In 1878, Lim was employed in the Land Office for a few months under John Blundell. In 1879, he was employed in the legal firm owned by Jonas Daniel Vaughan, and remained there until Vaughan's disappearance in November 1890. Shortly after Vaughan's disappearance, Lim became a managing clerk in the Braddell Brothers, a legal firm. He retired on pension in April 1932.

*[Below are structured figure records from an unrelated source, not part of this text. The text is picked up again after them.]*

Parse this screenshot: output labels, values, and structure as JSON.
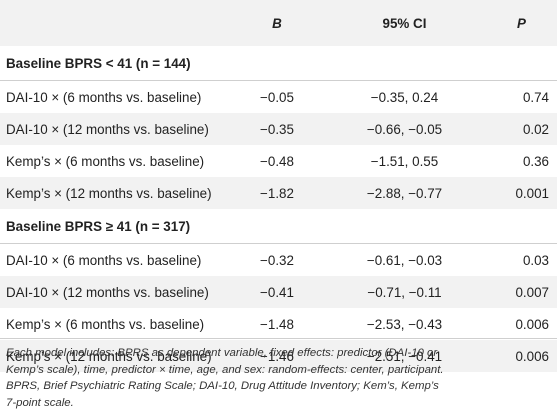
{
  "table": {
    "headers": [
      "",
      "B",
      "95% CI",
      "P"
    ],
    "groups": [
      {
        "title": "Baseline BPRS < 41 (n = 144)",
        "rows": [
          {
            "label": "DAI-10 × (6 months vs. baseline)",
            "b": "−0.05",
            "ci": "−0.35, 0.24",
            "p": "0.74"
          },
          {
            "label": "DAI-10 × (12 months vs. baseline)",
            "b": "−0.35",
            "ci": "−0.66, −0.05",
            "p": "0.02"
          },
          {
            "label": "Kemp’s × (6 months vs. baseline)",
            "b": "−0.48",
            "ci": "−1.51, 0.55",
            "p": "0.36"
          },
          {
            "label": "Kemp’s × (12 months vs. baseline)",
            "b": "−1.82",
            "ci": "−2.88, −0.77",
            "p": "0.001"
          }
        ]
      },
      {
        "title": "Baseline BPRS ≥ 41 (n = 317)",
        "rows": [
          {
            "label": "DAI-10 × (6 months vs. baseline)",
            "b": "−0.32",
            "ci": "−0.61, −0.03",
            "p": "0.03"
          },
          {
            "label": "DAI-10 × (12 months vs. baseline)",
            "b": "−0.41",
            "ci": "−0.71, −0.11",
            "p": "0.007"
          },
          {
            "label": "Kemp’s × (6 months vs. baseline)",
            "b": "−1.48",
            "ci": "−2.53, −0.43",
            "p": "0.006"
          },
          {
            "label": "Kemp’s × (12 months vs. baseline)",
            "b": "−1.46",
            "ci": "−2.51, −0.41",
            "p": "0.006"
          }
        ]
      }
    ]
  },
  "footnote": [
    "Each model includes: BPRS as dependent variable, fixed effects: predictor (DAI-10 or",
    "Kemp’s scale), time, predictor × time, age, and sex: random-effects: center, participant.",
    "BPRS, Brief Psychiatric Rating Scale; DAI-10, Drug Attitude Inventory; Kem’s, Kemp’s",
    "7-point scale."
  ]
}
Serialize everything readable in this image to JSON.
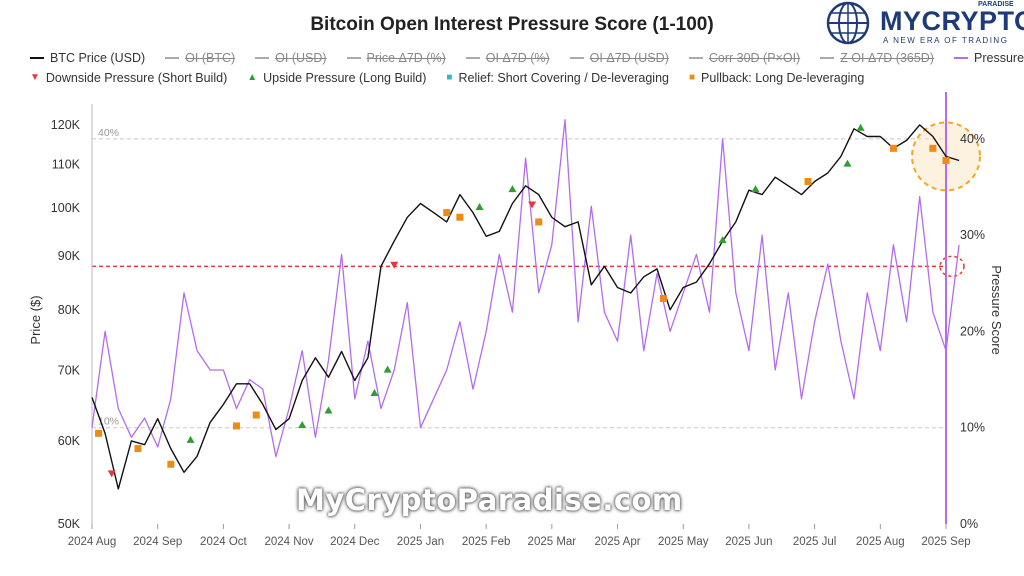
{
  "chart_data": {
    "type": "line",
    "title": "Bitcoin Open Interest Pressure Score (1-100)",
    "xlabel": "",
    "ylabel_left": "Price ($)",
    "ylabel_right": "Pressure Score",
    "x_tick_labels": [
      "2024 Aug",
      "2024 Sep",
      "2024 Oct",
      "2024 Nov",
      "2024 Dec",
      "2025 Jan",
      "2025 Feb",
      "2025 Mar",
      "2025 Apr",
      "2025 May",
      "2025 Jun",
      "2025 Jul",
      "2025 Aug",
      "2025 Sep"
    ],
    "y_left_tick_labels": [
      "50K",
      "60K",
      "70K",
      "80K",
      "90K",
      "100K",
      "110K",
      "120K"
    ],
    "y_left_ticks": [
      50000,
      60000,
      70000,
      80000,
      90000,
      100000,
      110000,
      120000
    ],
    "y_left_scale": "log",
    "y_left_range": [
      50000,
      124000
    ],
    "y_right_tick_labels": [
      "0%",
      "10%",
      "20%",
      "30%",
      "40%"
    ],
    "y_right_ticks": [
      0,
      10,
      20,
      30,
      40
    ],
    "y_right_range": [
      0,
      43
    ],
    "reference_lines": [
      {
        "label": "40%",
        "value": 40,
        "axis": "right",
        "style": "dashed-gray"
      },
      {
        "label": "10%",
        "value": 10,
        "axis": "right",
        "style": "dashed-gray"
      },
      {
        "value": 88000,
        "axis": "left",
        "style": "dashed-red"
      }
    ],
    "grid": false,
    "legend_position": "top",
    "legend": [
      {
        "label": "BTC Price (USD)",
        "kind": "line",
        "color": "#111111",
        "active": true
      },
      {
        "label": "OI (BTC)",
        "kind": "line",
        "color": "#999999",
        "active": false
      },
      {
        "label": "OI (USD)",
        "kind": "line",
        "color": "#999999",
        "active": false
      },
      {
        "label": "Price Δ7D (%)",
        "kind": "line",
        "color": "#999999",
        "active": false
      },
      {
        "label": "OI Δ7D (%)",
        "kind": "line",
        "color": "#999999",
        "active": false
      },
      {
        "label": "OI Δ7D (USD)",
        "kind": "line",
        "color": "#999999",
        "active": false
      },
      {
        "label": "Corr 30D (P×OI)",
        "kind": "line",
        "color": "#999999",
        "active": false
      },
      {
        "label": "Z OI Δ7D (365D)",
        "kind": "line",
        "color": "#999999",
        "active": false
      },
      {
        "label": "Pressure Score",
        "kind": "line",
        "color": "#b36cf0",
        "active": true
      },
      {
        "label": "Downside Pressure (Short Build)",
        "kind": "marker",
        "glyph": "▼",
        "color": "#e53935",
        "active": true
      },
      {
        "label": "Upside Pressure (Long Build)",
        "kind": "marker",
        "glyph": "▲",
        "color": "#2e9e2e",
        "active": true
      },
      {
        "label": "Relief: Short Covering / De-leveraging",
        "kind": "marker",
        "glyph": "■",
        "color": "#2bbbc9",
        "active": true
      },
      {
        "label": "Pullback: Long De-leveraging",
        "kind": "marker",
        "glyph": "■",
        "color": "#ef8a17",
        "active": true
      }
    ],
    "series": [
      {
        "name": "BTC Price (USD)",
        "axis": "left",
        "color": "#111111",
        "x": [
          0,
          0.2,
          0.4,
          0.6,
          0.8,
          1.0,
          1.2,
          1.4,
          1.6,
          1.8,
          2.0,
          2.2,
          2.4,
          2.6,
          2.8,
          3.0,
          3.2,
          3.4,
          3.6,
          3.8,
          4.0,
          4.2,
          4.4,
          4.6,
          4.8,
          5.0,
          5.2,
          5.4,
          5.6,
          5.8,
          6.0,
          6.2,
          6.4,
          6.6,
          6.8,
          7.0,
          7.2,
          7.4,
          7.6,
          7.8,
          8.0,
          8.2,
          8.4,
          8.6,
          8.8,
          9.0,
          9.2,
          9.4,
          9.6,
          9.8,
          10.0,
          10.2,
          10.4,
          10.6,
          10.8,
          11.0,
          11.2,
          11.4,
          11.6,
          11.8,
          12.0,
          12.2,
          12.4,
          12.6,
          12.8,
          13.0,
          13.2
        ],
        "values": [
          66000,
          61000,
          54000,
          60000,
          59500,
          63000,
          59000,
          56000,
          58000,
          62500,
          65000,
          68000,
          68000,
          65000,
          61500,
          63000,
          68500,
          72000,
          69000,
          73000,
          68500,
          72000,
          88000,
          93000,
          98000,
          101000,
          99000,
          97000,
          103000,
          99000,
          94000,
          95000,
          101000,
          105000,
          103000,
          98000,
          96000,
          97000,
          84500,
          88000,
          84000,
          83000,
          86000,
          87500,
          80000,
          84000,
          85000,
          88500,
          93000,
          97000,
          104000,
          103000,
          107000,
          105000,
          103000,
          106000,
          108000,
          112000,
          119000,
          117000,
          117000,
          114000,
          116000,
          120000,
          117000,
          112000,
          111000
        ]
      },
      {
        "name": "Pressure Score",
        "axis": "right",
        "color": "#b36cf0",
        "x": [
          0,
          0.2,
          0.4,
          0.6,
          0.8,
          1.0,
          1.2,
          1.4,
          1.6,
          1.8,
          2.0,
          2.2,
          2.4,
          2.6,
          2.8,
          3.0,
          3.2,
          3.4,
          3.6,
          3.8,
          4.0,
          4.2,
          4.4,
          4.6,
          4.8,
          5.0,
          5.2,
          5.4,
          5.6,
          5.8,
          6.0,
          6.2,
          6.4,
          6.6,
          6.8,
          7.0,
          7.2,
          7.4,
          7.6,
          7.8,
          8.0,
          8.2,
          8.4,
          8.6,
          8.8,
          9.0,
          9.2,
          9.4,
          9.6,
          9.8,
          10.0,
          10.2,
          10.4,
          10.6,
          10.8,
          11.0,
          11.2,
          11.4,
          11.6,
          11.8,
          12.0,
          12.2,
          12.4,
          12.6,
          12.8,
          13.0,
          13.2
        ],
        "values": [
          10,
          20,
          12,
          9,
          11,
          8,
          13,
          24,
          18,
          16,
          16,
          12,
          15,
          14,
          7,
          12,
          18,
          9,
          17,
          28,
          13,
          19,
          12,
          16,
          23,
          10,
          13,
          16,
          21,
          14,
          20,
          28,
          22,
          38,
          24,
          29,
          42,
          21,
          33,
          22,
          19,
          30,
          18,
          26,
          20,
          24,
          28,
          22,
          40,
          24,
          18,
          30,
          16,
          24,
          13,
          21,
          27,
          19,
          13,
          24,
          18,
          29,
          21,
          34,
          22,
          18,
          29
        ]
      }
    ],
    "markers": [
      {
        "series": "Upside Pressure (Long Build)",
        "x": [
          1.5,
          3.2,
          3.6,
          4.3,
          4.5,
          5.9,
          6.4,
          9.6,
          10.1,
          11.5,
          11.7
        ],
        "values": [
          60000,
          62000,
          64000,
          66500,
          70000,
          100000,
          104000,
          93000,
          104000,
          110000,
          119000
        ]
      },
      {
        "series": "Pullback: Long De-leveraging",
        "x": [
          0.1,
          0.7,
          1.2,
          2.2,
          2.5,
          5.4,
          5.6,
          6.8,
          8.7,
          10.9,
          12.2,
          12.8,
          13.0
        ],
        "values": [
          61000,
          59000,
          57000,
          62000,
          63500,
          99000,
          98000,
          97000,
          82000,
          106000,
          114000,
          114000,
          111000
        ]
      },
      {
        "series": "Downside Pressure (Short Build)",
        "x": [
          0.3,
          4.6,
          6.7
        ],
        "values": [
          56000,
          88500,
          101000
        ]
      }
    ]
  },
  "logo": {
    "name": "MYCRYPTO",
    "superscript": "PARADISE",
    "tagline": "A NEW ERA OF TRADING"
  },
  "watermark": "MyCryptoParadise.com",
  "colors": {
    "price": "#111111",
    "pressure": "#b36cf0",
    "downside": "#e53935",
    "upside": "#2e9e2e",
    "relief": "#2bbbc9",
    "pullback": "#ef8a17",
    "threshold": "#e53935",
    "highlight": "#f5a623",
    "brand": "#1e3a78"
  }
}
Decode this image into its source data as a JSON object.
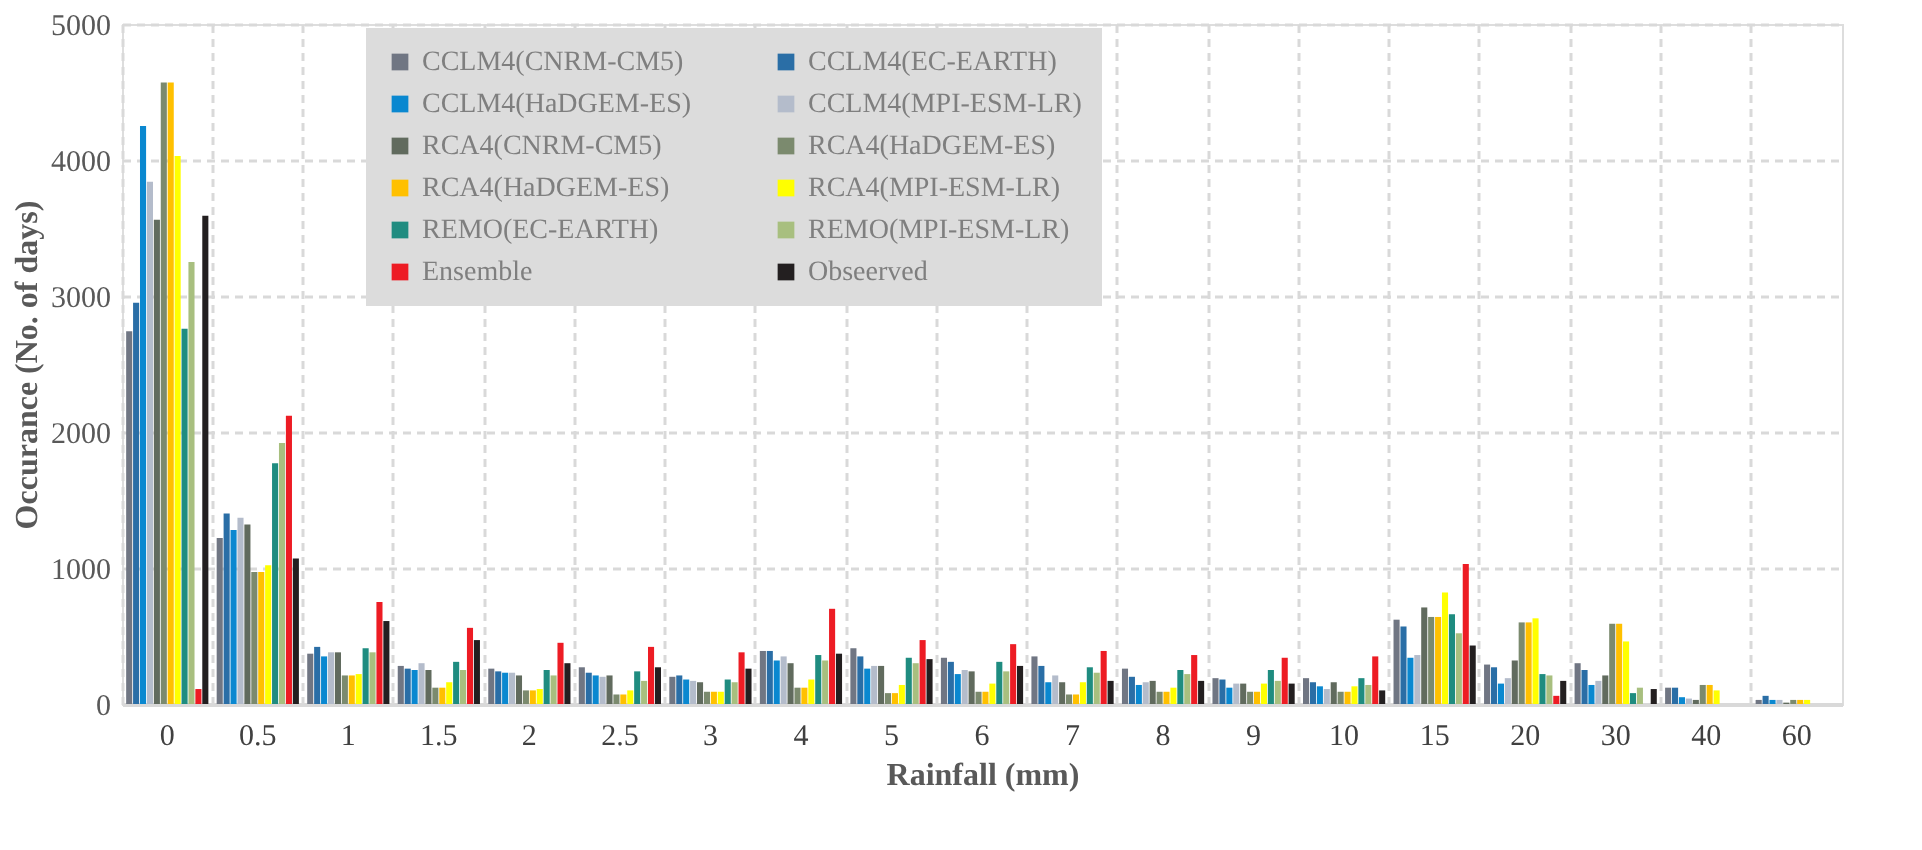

Lim was a member of the committee of the Straits Chinese British Association. He was a manager of St. Andrew's School and the St. Peter's Mission Church. He was also a member of the Singapore Diocesan Association.

==Personal life==
Lim married Ee Gek Eng, the second daughter of Ee Koon Hoey, one of the first members of the Celestial Reasoning Association (the first Straits Chinese debating society), on 28 February 1888. Together, they had at least one son, Lim Keng Hock, and two daughters. She died on 4 May 1906, and her funeral was held the next day.

Lim was a fan of horse racing, and was a member of the Singapore Sporting Club.

Lim died on 18 June 1934 from a heart attack. His funeral was held the next day.